Moving from Gmail to Fastmail

I got some motivation to move away from Gmail, after a lot of procrastinating.

Of course Gmail is kind of the devil's service here — from the data processing and hoarding from users, to AI training rumors and everything else. That said I've owned my email address from 2014 and have signed up for countless (throwaway sometimes) accounts, what should I do to deal with this elephant in the migration room? — This question has been keeping me from doing anything with the account for several years.

That said, I got a lot of motivation to just do things this year, after a happy vacation to Korea... So I decided, let's give it a try anyway. My Gmail inbox has always been a disaster nevertheless, with countless garbage advertising, invitation, random update emails that completely drown me from seeing actual, useful emails.
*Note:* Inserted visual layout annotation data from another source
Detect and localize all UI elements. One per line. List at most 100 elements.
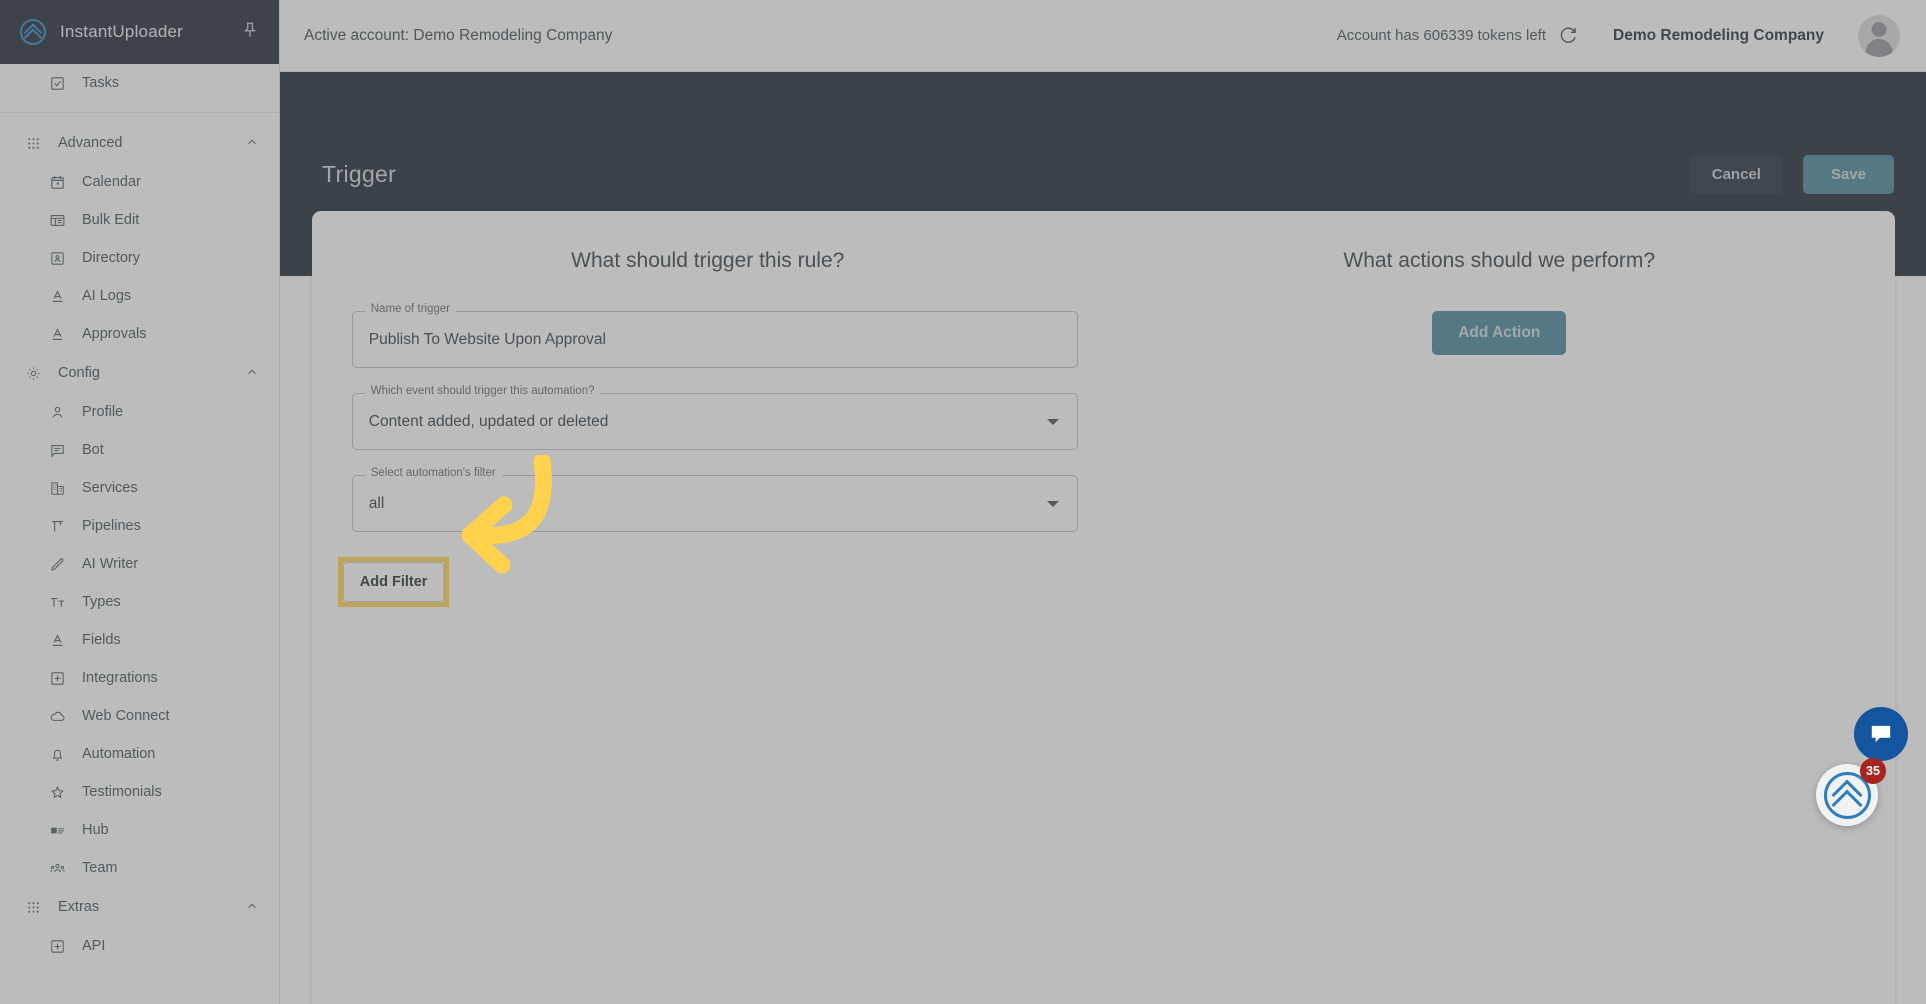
sidebar-item-types[interactable]: Types: [0, 583, 279, 621]
save-button[interactable]: Save: [1802, 154, 1894, 194]
tokens-left-label: Account has 606339 tokens left: [1336, 27, 1546, 44]
sidebar-item-label: Hub: [82, 822, 109, 838]
list-edit-icon: [48, 211, 66, 229]
add-action-button[interactable]: Add Action: [1432, 311, 1567, 355]
sidebar-group-advanced[interactable]: Advanced: [0, 123, 279, 163]
chevron-up-icon: [245, 365, 259, 382]
pipeline-icon: [48, 517, 66, 535]
bell-icon: [48, 745, 66, 763]
sidebar-item-label: Profile: [82, 404, 124, 420]
sidebar-item-label: Automation: [82, 746, 156, 762]
cloud-icon: [48, 707, 66, 725]
chevron-down-icon[interactable]: [1046, 500, 1059, 507]
sidebar-brand: InstantUploader: [0, 0, 279, 64]
sidebar-item-tasks[interactable]: Tasks: [0, 64, 279, 102]
hub-icon: [48, 821, 66, 839]
sidebar-divider: [0, 112, 279, 113]
trigger-column: What should trigger this rule? Name of t…: [312, 249, 1104, 1004]
sidebar-item-web-connect[interactable]: Web Connect: [0, 697, 279, 735]
add-filter-highlight: Add Filter: [337, 557, 450, 607]
text-format-icon: [48, 631, 66, 649]
sidebar-item-label: Pipelines: [82, 518, 141, 534]
sidebar-item-calendar[interactable]: Calendar: [0, 163, 279, 201]
sidebar-item-label: AI Logs: [82, 288, 132, 304]
sidebar-item-profile[interactable]: Profile: [0, 393, 279, 431]
account-name-label[interactable]: Demo Remodeling Company: [1613, 27, 1824, 45]
text-format-icon: [48, 325, 66, 343]
header-actions: Cancel Save: [1689, 154, 1894, 194]
name-of-trigger-field[interactable]: Name of trigger Publish To Website Upon …: [351, 303, 1078, 368]
plus-box-icon: [48, 937, 66, 955]
star-icon: [48, 783, 66, 801]
page-title: Trigger: [322, 160, 397, 187]
sidebar-item-directory[interactable]: Directory: [0, 239, 279, 277]
sidebar-item-label: Calendar: [82, 174, 141, 190]
sidebar-group-label: Advanced: [58, 135, 123, 151]
sidebar-item-integrations[interactable]: Integrations: [0, 659, 279, 697]
person-icon: [48, 403, 66, 421]
building-icon: [48, 479, 66, 497]
pin-icon[interactable]: [241, 21, 259, 43]
event-select-label: Which event should trigger this automati…: [364, 385, 601, 398]
tokens-group: Account has 606339 tokens left: [1337, 25, 1579, 46]
event-select-field[interactable]: Which event should trigger this automati…: [351, 385, 1078, 450]
content-card: What should trigger this rule? Name of t…: [312, 211, 1895, 1004]
sidebar-item-label: Web Connect: [82, 708, 170, 724]
calendar-icon: [48, 173, 66, 191]
chat-lines-icon: [48, 441, 66, 459]
sidebar-item-team[interactable]: Team: [0, 849, 279, 887]
filter-select-value: all: [368, 494, 385, 512]
grid-icon: [24, 134, 42, 152]
sidebar-item-label: Bulk Edit: [82, 212, 140, 228]
active-account-label: Active account: Demo Remodeling Company: [304, 26, 613, 44]
sidebar: InstantUploader Tasks Advanced Calendar …: [0, 0, 280, 1004]
sidebar-item-label: Fields: [82, 632, 121, 648]
people-icon: [48, 859, 66, 877]
avatar[interactable]: [1858, 14, 1900, 57]
sidebar-group-extras[interactable]: Extras: [0, 887, 279, 927]
add-filter-button[interactable]: Add Filter: [342, 562, 445, 602]
app-root: InstantUploader Tasks Advanced Calendar …: [0, 0, 1926, 1004]
sidebar-item-ai-writer[interactable]: AI Writer: [0, 545, 279, 583]
chat-icon: [1871, 725, 1891, 743]
text-size-icon: [48, 593, 66, 611]
sidebar-item-label: Services: [82, 480, 138, 496]
notification-badge[interactable]: 35: [1860, 758, 1886, 784]
sidebar-item-ai-logs[interactable]: AI Logs: [0, 277, 279, 315]
filter-select-field[interactable]: Select automation's filter all: [351, 467, 1078, 532]
chat-widget-button[interactable]: [1854, 707, 1908, 761]
sidebar-item-automation[interactable]: Automation: [0, 735, 279, 773]
cancel-button[interactable]: Cancel: [1689, 154, 1783, 194]
sidebar-item-bulk-edit[interactable]: Bulk Edit: [0, 201, 279, 239]
sidebar-item-api[interactable]: API: [0, 927, 279, 965]
refresh-icon[interactable]: [1558, 25, 1579, 46]
text-format-icon: [48, 287, 66, 305]
sidebar-item-fields[interactable]: Fields: [0, 621, 279, 659]
grid-icon: [24, 898, 42, 916]
sidebar-item-testimonials[interactable]: Testimonials: [0, 773, 279, 811]
sidebar-item-approvals[interactable]: Approvals: [0, 315, 279, 353]
sidebar-item-label: Bot: [82, 442, 104, 458]
checkbox-icon: [48, 74, 66, 92]
chevrons-up-circle-icon: [20, 19, 46, 45]
sidebar-group-config[interactable]: Config: [0, 353, 279, 393]
trigger-panel-title: What should trigger this rule?: [571, 249, 845, 272]
sidebar-item-pipelines[interactable]: Pipelines: [0, 507, 279, 545]
contact-card-icon: [48, 249, 66, 267]
sidebar-group-label: Extras: [58, 899, 100, 915]
sidebar-item-label: Team: [82, 860, 118, 876]
gear-icon: [24, 364, 42, 382]
sidebar-item-services[interactable]: Services: [0, 469, 279, 507]
sidebar-item-bot[interactable]: Bot: [0, 431, 279, 469]
sidebar-group-label: Config: [58, 365, 100, 381]
actions-panel-title: What actions should we perform?: [1343, 249, 1656, 272]
chevron-down-icon[interactable]: [1046, 418, 1059, 425]
name-of-trigger-label: Name of trigger: [364, 303, 457, 316]
chevron-up-icon: [245, 899, 259, 916]
sidebar-item-label: Testimonials: [82, 784, 162, 800]
topbar-right-group: Account has 606339 tokens left Demo Remo…: [1337, 14, 1900, 57]
sidebar-item-hub[interactable]: Hub: [0, 811, 279, 849]
sidebar-item-label: Integrations: [82, 670, 158, 686]
trigger-form: Name of trigger Publish To Website Upon …: [337, 303, 1078, 607]
name-of-trigger-value: Publish To Website Upon Approval: [368, 330, 606, 348]
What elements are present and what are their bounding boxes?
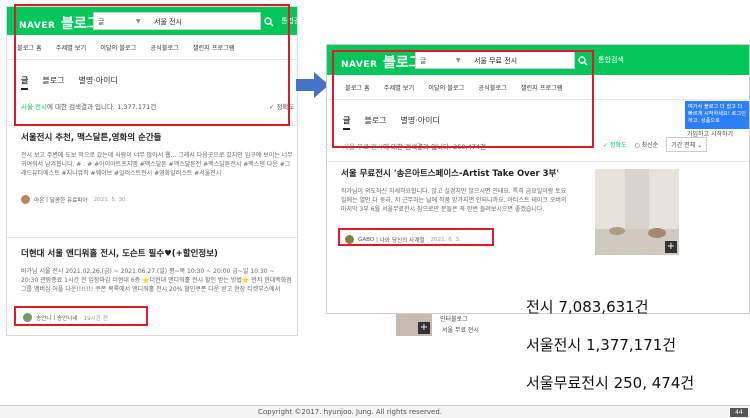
highlight-box-search (332, 50, 594, 148)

If we're doing the migration, might as well do it properly.

My plan is going to be – Import all emails from Gmail, manually categorizing and cleaning up as much as I can – Nuke all my emails from the Gmail account, to make sure I have a case against Google if they keep them

Some statistics: – My first email in Gmail dates back as far as 2013 – The number of emails in archive was about 107.000(!) – I have about 30.000 unread emails (sigh)

These adds up to about 7GB of emails (yikes), and so if I wanted to move my emails elsewhere, I need a service that was capable of storing and indexing that much.

Choosing Fastmail

To be honest, not much to say about why here. I've tried a bit of Fastmail before with my now self-hosted email address, but found them a bit expensive at the time (I was a poor student — well I still am, but at least I got some salary...) The service was good, and they seem to be trusted by many people on this Lobste.rs thread. They also support fully importing emails from Gmail as well, which is something I really wanted to do.

The standard single plan gives 50GB of emails, one personal inbox with multiple aliases, alongside the usual Contacts (which I don't use) and Calendar (which I do use). Costs 60CHF / year, fine, a bit expensive but it's probably worth it for the privacy.

I pulled the plug and signed up for one year.

Importing from Gmail

The very first thing I wanted to perform was to pull in all my existing emails. It was actually very simple from Fastmail: open settings, import, from Gmail, grant Fastmail all the email/contacts/calendar access to my google account. The rest happens automatically, although at not very fast speed: it took about 3 hours to move all 107.000 emails.

Fastmail was very useful at automatically setting up forwarding future emails from Gmail, as well as letting me send emails from Fastmail as if I was sending it from the Gmail address.

Managing this mess

To be frank, I have always wanted to try Inbox Zero for a while, but it's a bit difficult to reach from 30.000 unread emails down to 0... Or at least, not without some dramatic measures.

My first thought was: okay, we cannot go through all the emails, so let's just bite the bullet and archive most of them. As we are fairly close to the beginning of 2026 still, I decided that it's a good cut-off: let's just archive all emails before 2026, and store them in case I needed access to them later on. Doing that leaves me with about 400 emails(!), which I went into one by one.

Before talking about these emails, I should mention that Fastmail has a labeling system that seems to be translated into IMAP folders: you can assign multiple labels to the same email, and they seem to be stored in the first label assigned. Furthermore, unlabeled emails (Inbox automatically gets an #inbox label) are considered “archive”. One neat feature: you can configure, per-label, how long the emails are going to be kept. They don't affect starred mails however, so that's an easy override for single emails.

Of the rest: – About 75 were GitHub notification emails. I want to have them, but I don't need to keep them. I did some light filtering (Scala and research-related emails gets a persistent Scala tag), and then set a catch-all filter that automatically archives the email (remove the #inbox label) and to a #notification label, that is cleaned up after 31 days. – About 100(!) of them are LinkedIn spam. Easy, delete all and unsubscribe. Except, the notification settings of LinkedIn looks like this:

LinkedIn Notification settings

Yes, you have to go into each of them. Yes, you have to toggle each of them off. I hate LinkedIn with all my heart.

Finally, Inbox zero!

What's next?

I requested a full deletion of all my emails in Gmail. It took one evening to do so, at about 100 emails per few seconds. My Gmail is now Inbox Zero as well (and Zero in every other folder).

I will keep the Gmail account for a while, forwarding all emails to Fastmail and slowly update all the accounts' email address as needed. It's gonna take months, but I hope to fully disable Gmail some day. Looking forward to it!